The possible bugaboo in the housing markets is interest rates. But the general consensus is that rates won't rise dramatically from the current 7.29% on a 30-year fixed mortgage loan. "Even if rates go up a couple of points, they're still at the lowest levels of the past couple of decades," says J. Larry Sorsby, senior vice-president for finance at $600 million homebuilder Hovnanian Enterprises Inc. in Red Bank, N.J. He argues, in fact, that an uptrend could unleash home purchases by fence-sitters who are waiting for rates to bottom. Sorsby doesn't expect residential activity to drop off until the rate on 30-year mortgages approaches 9% to 10%.

OFFICE PARTY. The outlook for multifamily housing is also brightening. Granted, vacancy rates still hover around 10%, even though there hasn't been much new supply in years. But the 77% decline in multifamily housing starts since 1985 appears to have ended. A provision in last year's federal budget act making permanent a tax credit for building and renovating low-income housing "is responsible for all of the increase we see in 1994," says Stanley Duobinis, director of forecasting for the NAHB. Duobinis expects multifamily starts to reach an annual rate of some 213,000 by yearend, up 35% from last year.

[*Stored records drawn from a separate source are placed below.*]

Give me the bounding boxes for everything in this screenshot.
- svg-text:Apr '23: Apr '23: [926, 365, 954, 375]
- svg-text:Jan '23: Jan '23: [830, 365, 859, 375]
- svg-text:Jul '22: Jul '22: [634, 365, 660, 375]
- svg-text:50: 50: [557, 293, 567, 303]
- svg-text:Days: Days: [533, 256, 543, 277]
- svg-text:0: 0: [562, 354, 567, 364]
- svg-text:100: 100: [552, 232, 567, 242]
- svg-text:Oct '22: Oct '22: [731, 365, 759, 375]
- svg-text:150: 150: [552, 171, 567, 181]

The fortunes of many commercial business districts are also stabilizing. The national vacancy rate for office properties inched down 0.4%, to 16.6%, in 1993's third quarter, real estate brokerage Grubb & Ellis Co. in San Francisco reports. That's well below the 1990s high of 18.9%, though still plenty above the 1980s low of 9%. Rates fell in 27 of the cities tracked by Grubb & Ellis, including Miami and Denver, and rose in seven, including Detroit and Houston. Rents, however, are flat, in part because of corporate downsizing.

"HOTELING." That also helps explain why suburban office markets may fare better than central city business districts in 1994. In Dallas, for example, vacancy rates in the suburbs inched down to 24.2% in 1993's third quarter, but downtown they rose five points, to 31.5%. Telecommuting is a factor, as are practices such as "hoteling," where a number of employees, such as traveling salespeople, use the same office at different times. "Technological change is reducing the need to warehouse people in big buildings," notes John Tuccillo, economist for the NAR. Times are still tough in the retail sector, where only top-quality, well-located malls are thriving. Their next worry: interactive home shopping.

One of the biggest changes in the real estate market is the availability of capital after a long dry spell. Money is beginning to flow both to developers who take their properties public via a real estate investment trust (REIT), a sort of mutual fund of properties, and to large homebuilders looking for credit--not necessarily from traditional lenders. Hovnanian took advantage of low interest rates in 1993 to issue $200 million of subordinated debt in 10- and 12-year maturities. "We've shifted our dependence more toward long-term capital and use bank debt more for short-term working capital needs," says Sorsby.

Much of the new capital reflects interest on Wall Street in the fees generated by turning real estate into a more liquid investment with an active secondary market. The sale of securities crafted out of pools of commercial mortgages is one way to do that. A more popular method is to issue stock in a REIT, which holds actual properties. About $10 billion worth of REIT initial public offerings hit the market in 1993. While still a fraction of the real estate market, REITs grew from a market capitalization of $8.7 billion in 1990 to $30 billion in 1993, though a glut of new issues may cool off the market in 1994.

In short, the years of free-fall in real estate values are over. And bit by bit, the foundation is being laid for a solid rebound.